GAZAP
Acı veren kötü bir davranışın kişinin ruhunda uyandırdığı kızgınlık, intikam duygusu ve cezalandırma isteği anlamında ahlâk terimi.
Sözlükte "kızmak, Öfkelenmek: kızgınlık, öfke duygusu" anlamına gelen ve umumiyetle rızâ ve hilim kavramlarının karşıtı olarak kullanılan gazabın tanımı yapılırken bunun "İntikam alma ve cezalandırma isteği" olduğuna özellikle işaret edilir623. Gazap kelimesi Kur'ân-ı Kerîm'-de on dört yerde geçer: on âyette de aynı kökten türeyen isim ve fiil şekilleri yer alır. Bunların çoğunda gazap Allah'a nis-bet edilmiştir. İki âyette Hz. Musa'nın, kendisi Tûr-i Sînâ'da bulunduğu sırada yoldan sapan kavmine üzüntülü ve öfkeli olarak çıkıştığı anlatılır624. Bir âyette de müminlerin üstün nitelikleri sayılırken kızdıkları zaman bile kusurları bağışladıklarından övgüyle söz edilir.625
Gazap kavramı hadislerde de hem Allah'a hem Peygamber'e ve diğer insanlara nisbet edilerek kullanılmıştır. Bir kutsî hadise göre Allah, "Rahmetim gazabımı geçmiştir (kuşatmıştır)" buyurur626. Hadislerde Resûl-i Ekrem'in -tutum ve davranışlarında aşırılığa yol açmasa da- bilhassa dinî, ahlâkî ve içtimaî konulardaki yanlışlık ve haksızlıklar karşısında zaman zaman Öfkelendiği ve bu durumun yüzünün kızarması gibi fizyolojik belirtilerden anlaşıldığı ifade edilir627. Bazı hadislerde, gazap duygusunun yok edilmesinden ziyade bu duygunun etkisiyle yanlış hüküm veya karar verilmesinden kaçınılması gerektiği üzerinde durulur. "Yiğit o kimsedir ki öfkelendiği sırada kendine hâkim olur"628; "Hâkim öfkeliyken taraflar arasında kesinlikle hüküm vermemelidir"629 mealindeki hadisler bunu ifade eder.
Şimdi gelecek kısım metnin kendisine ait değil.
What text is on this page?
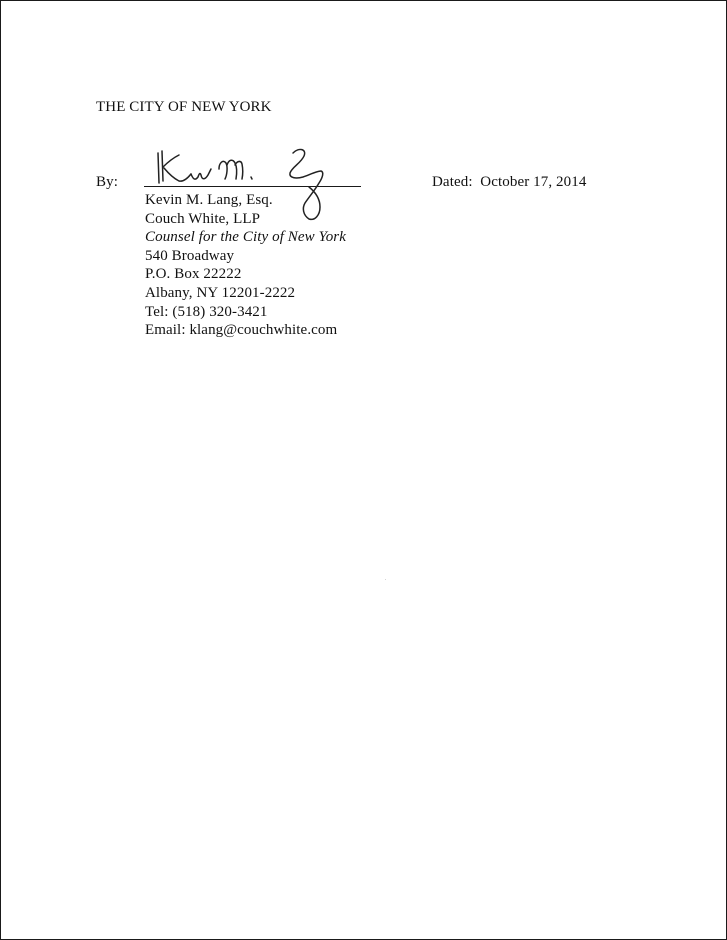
THE CITY OF NEW YORK
By:	Dated: October 17, 2014
Kevin M. Lang, Esq.
Couch White, LLP
Counsel for the City of New York
540 Broadway
P.O. Box 22222
Albany, NY 12201-2222
Tel: (518) 320-3421
Email: klang@couchwhite.com
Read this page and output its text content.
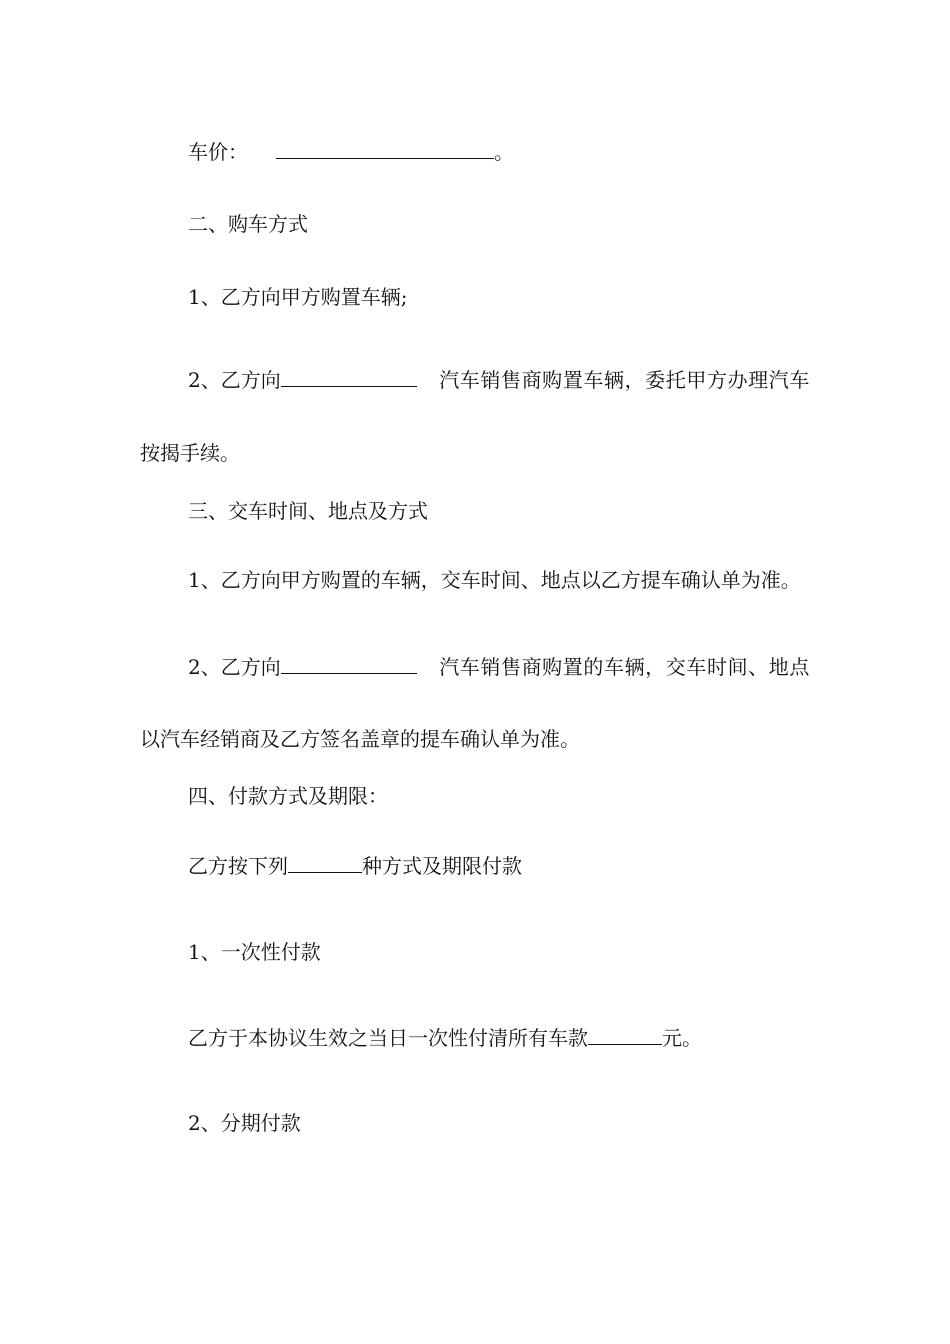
车价：	。
二、购车方式
1、乙方向甲方购置车辆;
2、乙方向	汽车销售商购置车辆，委托甲方办理汽车
按揭手续。
三、交车时间、地点及方式
1、乙方向甲方购置的车辆，交车时间、地点以乙方提车确认单为准。
2、乙方向	汽车销售商购置的车辆，交车时间、地点
以汽车经销商及乙方签名盖章的提车确认单为准。
四、付款方式及期限：
乙方按下列	种方式及期限付款
1、一次性付款
乙方于本协议生效之当日一次性付清所有车款	元。
2、分期付款
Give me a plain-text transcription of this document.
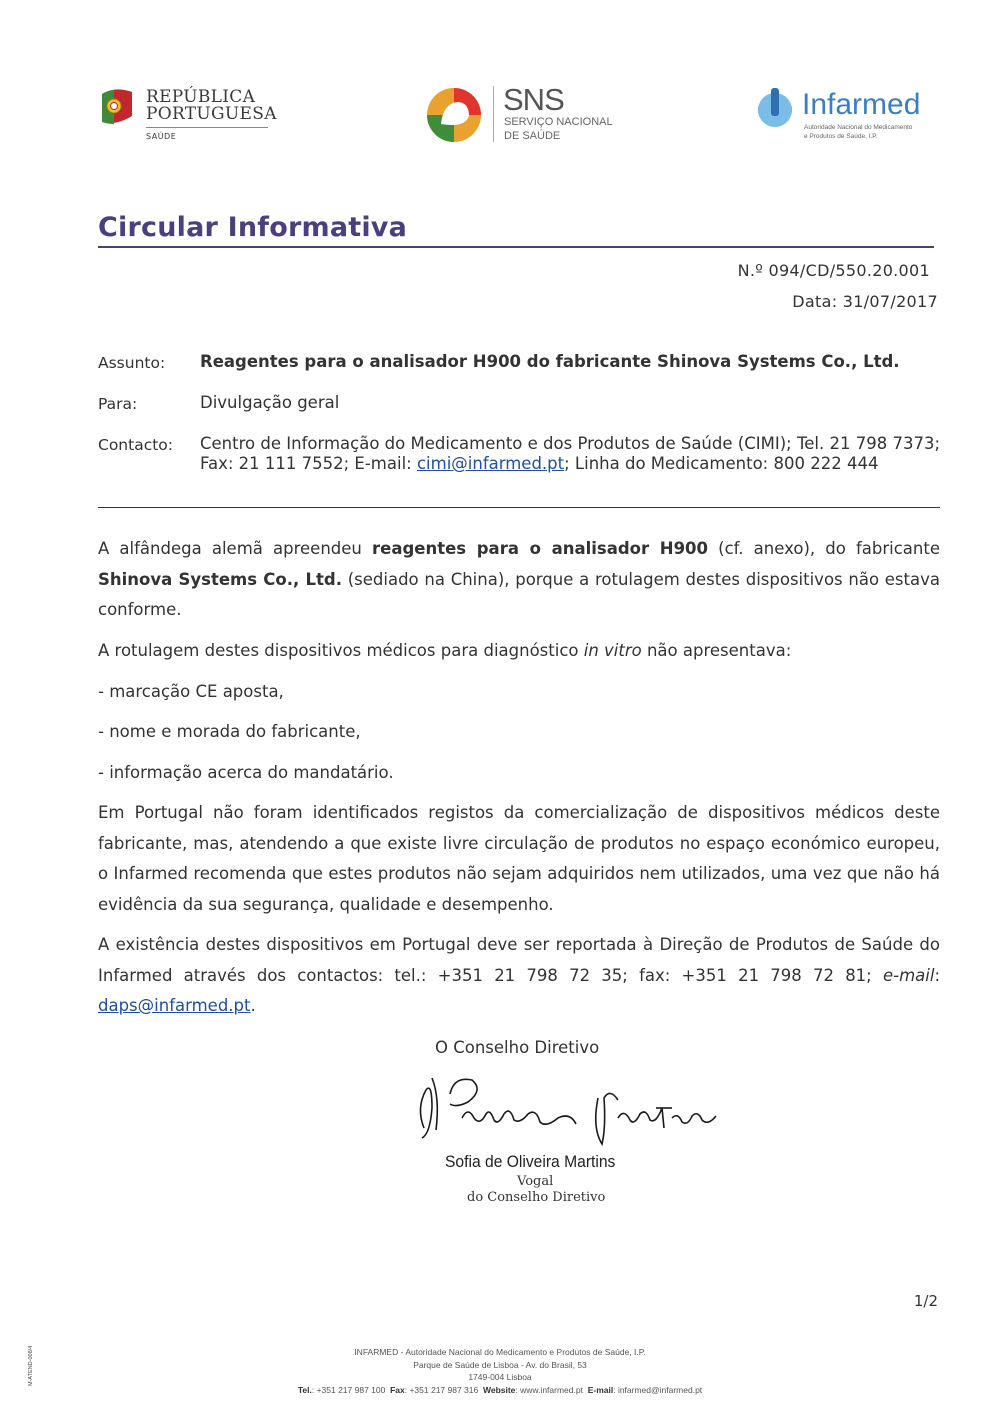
REPÚBLICA
PORTUGUESA
SAÚDE
SNS
SERVIÇO NACIONAL
DE SAÚDE
Infarmed
Autoridade Nacional do Medicamento
e Produtos de Saúde, I.P.
Circular Informativa
N.º 094/CD/550.20.001
Data: 31/07/2017
Assunto: Reagentes para o analisador H900 do fabricante Shinova Systems Co., Ltd.
Para:	Divulgação geral
Contacto: Centro de Informação do Medicamento e dos Produtos de Saúde (CIMI); Tel. 21 798 7373; Fax: 21 111 7552; E-mail: cimi@infarmed.pt; Linha do Medicamento: 800 222 444

A alfândega alemã apreendeu reagentes para o analisador H900 (cf. anexo), do fabricante Shinova Systems Co., Ltd. (sediado na China), porque a rotulagem destes dispositivos não estava conforme.

A rotulagem destes dispositivos médicos para diagnóstico in vitro não apresentava:

- marcação CE aposta,
- nome e morada do fabricante,
- informação acerca do mandatário.
Em Portugal não foram identificados registos da comercialização de dispositivos médicos deste fabricante, mas, atendendo a que existe livre circulação de produtos no espaço económico europeu, o Infarmed recomenda que estes produtos não sejam adquiridos nem utilizados, uma vez que não há evidência da sua segurança, qualidade e desempenho.

A existência destes dispositivos em Portugal deve ser reportada à Direção de Produtos de Saúde do Infarmed através dos contactos: tel.: +351 21 798 72 35; fax: +351 21 798 72 81; e-mail: daps@infarmed.pt.

O Conselho Diretivo
Sofia de Oliveira Martins
Vogal
do Conselho Diretivo
1/2
M-ATEND-008/4	INFARMED - Autoridade Nacional do Medicamento e Produtos de Saúde, I.P.
Parque de Saúde de Lisboa - Av. do Brasil, 53
1749-004 Lisboa
Tel.: +351 217 987 100 Fax: +351 217 987 316 Website: www.infarmed.pt E-mail: infarmed@infarmed.pt
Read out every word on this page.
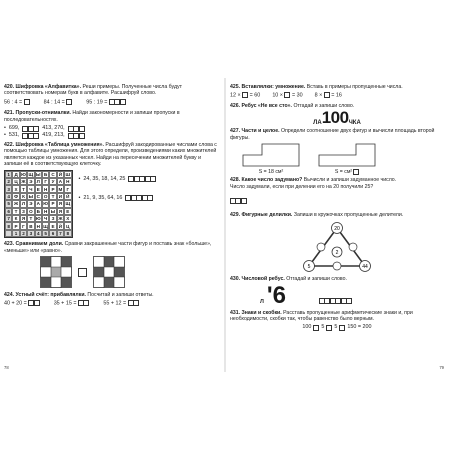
420. Шифровка «Алфавитка». Реши примеры. Полученные числа будут соответствовать номерам букв в алфавите. Расшифруй слово.

56 : 4 =	84 : 14 =	95 : 19 =

421. Пропуски-отнималки. Найди закономерности и запиши пропуски в последовательностях.

• 699,	413, 270,
• 531,	419, 213,

422. Шифровка «Таблица умножения». Расшифруй закодированные числами слова с помощью таблицы умножения. Для этого определи, произведениями каких множителей является каждое из указанных чисел. Найди на пересечении множителей букву и запиши её в соответствующую клеточку.

1 Д Ю Щ Ы Б С Й Ш
2 Ц Ж Э Л Г	У А Н
3 Х Т Ч Е Н Р М Г
4 Ф К Ы С О Т И Й
5 Ж Л Э А Ю Р Я Щ
6	Т З О Б Н Ы Я Е
7	К Я Т Ю Ч З Ж Х
8 Р Г В Н Щ Е Й Ц
1	2	3	4	5	6	7	8
• 24, 35, 18, 14, 25
• 21, 9, 35, 64, 16

423. Сравниваем доли. Сравни закрашенные части фигур и поставь знак «больше», «меньше» или «равно».

424. Устный счёт: прибавлялки. Посчитай и запиши ответы.

40 + 20 =	35 + 15 =	55 + 12 =
78

425. Вставлялки: умножение. Вставь в примеры пропущенные числа.

12 × = 60 10 × = 30 8 × = 16

426. Ребус «Не все сто». Отгадай и запиши слово.

ЛА 100 ЧКА

427. Части и целое. Определи соотношение двух фигур и вычисли площадь второй фигуры.

S = 18 см²	S = см²

428. Какое число задумано? Вычисли и запиши задуманное число.

Число задумали, если при делении его на 20 получили 25?

429. Фигурные делилки. Запиши в кружочках пропущенные делители.

20
2
5	44

430. Числовой ребус. Отгадай и запиши слово.

Л '6

431. Знаки и скобки. Расставь пропущенные арифметические знаки и, при необходимости, скобки так, чтобы равенство было верным.

100 5 5 150 = 200
79
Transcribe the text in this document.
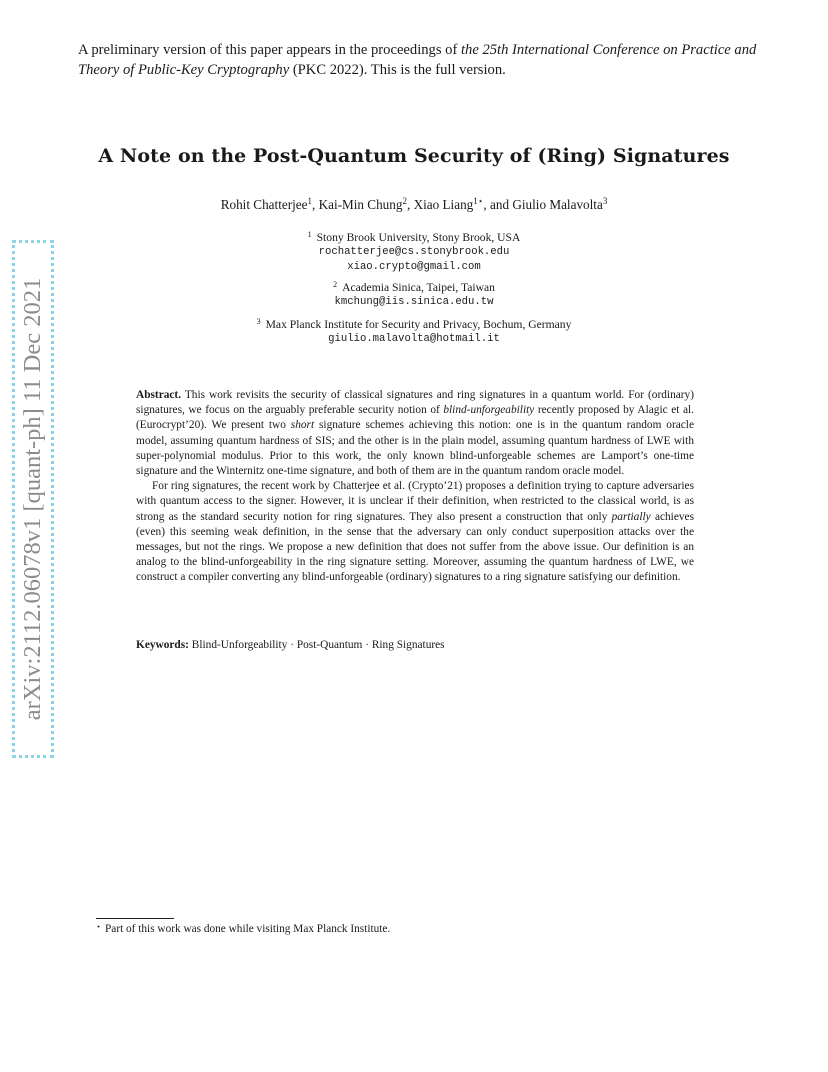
A preliminary version of this paper appears in the proceedings of the 25th International Conference on Practice and Theory of Public-Key Cryptography (PKC 2022). This is the full version.
A Note on the Post-Quantum Security of (Ring) Signatures
Rohit Chatterjee$^1$, Kai-Min Chung$^2$, Xiao Liang$^{1⋆}$, and Giulio Malavolta$^3$
$^1$ Stony Brook University, Stony Brook, USA
rochatterjee@cs.stonybrook.edu
xiao.crypto@gmail.com
$^2$ Academia Sinica, Taipei, Taiwan
kmchung@iis.sinica.edu.tw
$^3$ Max Planck Institute for Security and Privacy, Bochum, Germany
giulio.malavolta@hotmail.it

Abstract. This work revisits the security of classical signatures and ring signatures in a quantum world. For (ordinary) signatures, we focus on the arguably preferable security notion of blind-unforgeability recently proposed by Alagic et al. (Eurocrypt’20). We present two short signature schemes achieving this notion: one is in the quantum random oracle model, assuming quantum hardness of SIS; and the other is in the plain model, assuming quantum hardness of LWE with super-polynomial modulus. Prior to this work, the only known blind-unforgeable schemes are Lamport’s one-time signature and the Winternitz one-time signature, and both of them are in the quantum random oracle model.

For ring signatures, the recent work by Chatterjee et al. (Crypto’21) proposes a definition trying to capture adversaries with quantum access to the signer. However, it is unclear if their definition, when restricted to the classical world, is as strong as the standard security notion for ring signatures. They also present a construction that only partially achieves (even) this seeming weak definition, in the sense that the adversary can only conduct superposition attacks over the messages, but not the rings. We propose a new definition that does not suffer from the above issue. Our definition is an analog to the blind-unforgeability in the ring signature setting. Moreover, assuming the quantum hardness of LWE, we construct a compiler converting any blind-unforgeable (ordinary) signatures to a ring signature satisfying our definition.

Keywords: Blind-Unforgeability · Post-Quantum · Ring Signatures
arXiv:2112.06078v1 [quant-ph] 11 Dec 2021
⋆ Part of this work was done while visiting Max Planck Institute.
Hadislerde kişiye, Öfkesini yatıştırabilmesi için abdest almak ve ayakta ise oturmak gibi pratik tedbirlere başvurması da önerilmiştir.630
Âyet ve hadislerde gazap kelimesiyle aynı veya yakın anlamda olmak üzere sahat ve türevlerinin kullanıldığı da görülür. İki âyette sahat rızânın (rıdvân) karşıtı olarak geçmektedir631. Kâdî Abdül-cebbâr, sahatın "bir şeyden hoşlanmama, onu kerih görme" anlamına geldiğini ve muhabbetin karşıtı olduğunu belirtir.632
Gazaba yakın anlam ifade eden başka bir kelime de ğayzdır (Râgıb el-İsfa-hânî, et-Müfredat, "ğyz" md.). Ancak Kur'-an'da, hadislerde ve diğer İslâmî kaynaklarda gazap ve sahat hem Allah'a hem de insanlara, gayz ise sadece insanlara nisbet edilmiş, ayrıca ılımlı bir gazap duygusu fazilet sayılırken gayz daima yerilmiştir.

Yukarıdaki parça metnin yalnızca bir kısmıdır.